Unos y otros comparten este salir y retornar, el ir y el venir: la Semana Santa bendice el vaivén contemporáneo. Las autoridades colaboran en facilitar el rito colectivo y hay que agradecer que hoy sean gentes tan sandungueras como la consejera Montserrat Tura y el director general de Tráfico, Pere Navarro, quienes animen el lánguido discurrir de la procesión. Ir a la caza del control camuflado, del robot oculto, del policía disfrazado de dominguero, es un entretenimiento imprescindible para niños y adultos si el trayecto se eterniza: esa es la última propuesta. ¡Cuidado!
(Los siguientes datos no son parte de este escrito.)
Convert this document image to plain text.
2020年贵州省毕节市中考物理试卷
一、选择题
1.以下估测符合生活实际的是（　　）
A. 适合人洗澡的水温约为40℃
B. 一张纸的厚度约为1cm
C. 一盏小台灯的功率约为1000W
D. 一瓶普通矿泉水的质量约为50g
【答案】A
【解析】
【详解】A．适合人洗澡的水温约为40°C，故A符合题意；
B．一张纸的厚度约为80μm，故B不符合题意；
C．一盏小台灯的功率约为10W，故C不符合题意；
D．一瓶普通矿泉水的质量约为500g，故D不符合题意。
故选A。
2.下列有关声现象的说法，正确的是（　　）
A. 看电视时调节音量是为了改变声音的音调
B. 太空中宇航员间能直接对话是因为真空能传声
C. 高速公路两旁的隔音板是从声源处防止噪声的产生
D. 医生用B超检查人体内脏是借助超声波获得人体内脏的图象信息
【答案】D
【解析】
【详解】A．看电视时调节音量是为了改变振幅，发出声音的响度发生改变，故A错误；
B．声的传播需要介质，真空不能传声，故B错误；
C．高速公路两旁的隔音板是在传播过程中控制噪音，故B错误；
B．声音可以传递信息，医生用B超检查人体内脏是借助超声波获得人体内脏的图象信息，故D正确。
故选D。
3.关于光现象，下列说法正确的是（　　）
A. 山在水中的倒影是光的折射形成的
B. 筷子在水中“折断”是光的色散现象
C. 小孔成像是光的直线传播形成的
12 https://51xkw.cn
Ir en coche por Cataluña, es como hacer un rallye: las familias le toman gusto al juego, atasco incluido. Obras inacabables, ingenios electrónicos, peligros varios, conductores suicidas o simplemente incompetentes: el suspense entre cuando se sale y cuando se llega está garantizado. Lo que cuesta ese viaje -en euros o en neuronas- nadie lo sabe, pero está claro que a todos les compensa. Las muertes incrementan el peso de la aventura y transforman la cola en manifestación religiosa de disciplinadas ovejas de redil.

El coche pasa, pues, a ser un instrumento de penitencia y gozo simultáneos: algo irresistible. El nuevo carnet por puntos -retrasado unos meses por su difícil aplicación- confirmará este atractivo al certificar la moralidad del conductor. En tanto que gran símbolo capaz de dar toda la libertad y, al tiempo, causar grandes tragedias, el automóvil no ha sido hecho para existir masivamente. ¿Cómo serán los atascos cuando 1.000 millones de chinos se aficionen al rito?

Pero hay milagros. Por ejemplo, ese hormigueo repentino que fragua el acuerdo, de todos y cada uno, para no coincidir en la carretera e impedir la maldita cola. A veces pasa, a veces logramos ese vacío total: la carretera sin colas. Es un milagro: lo llaman salida o regreso escalonado y se celebra como un gran éxito porque parece que las colas nunca hayan existido y que cada uno gaste su libertad y su Pascua en un inmenso espacio. Ancho es el mundo hasta que se vuelve pequeño.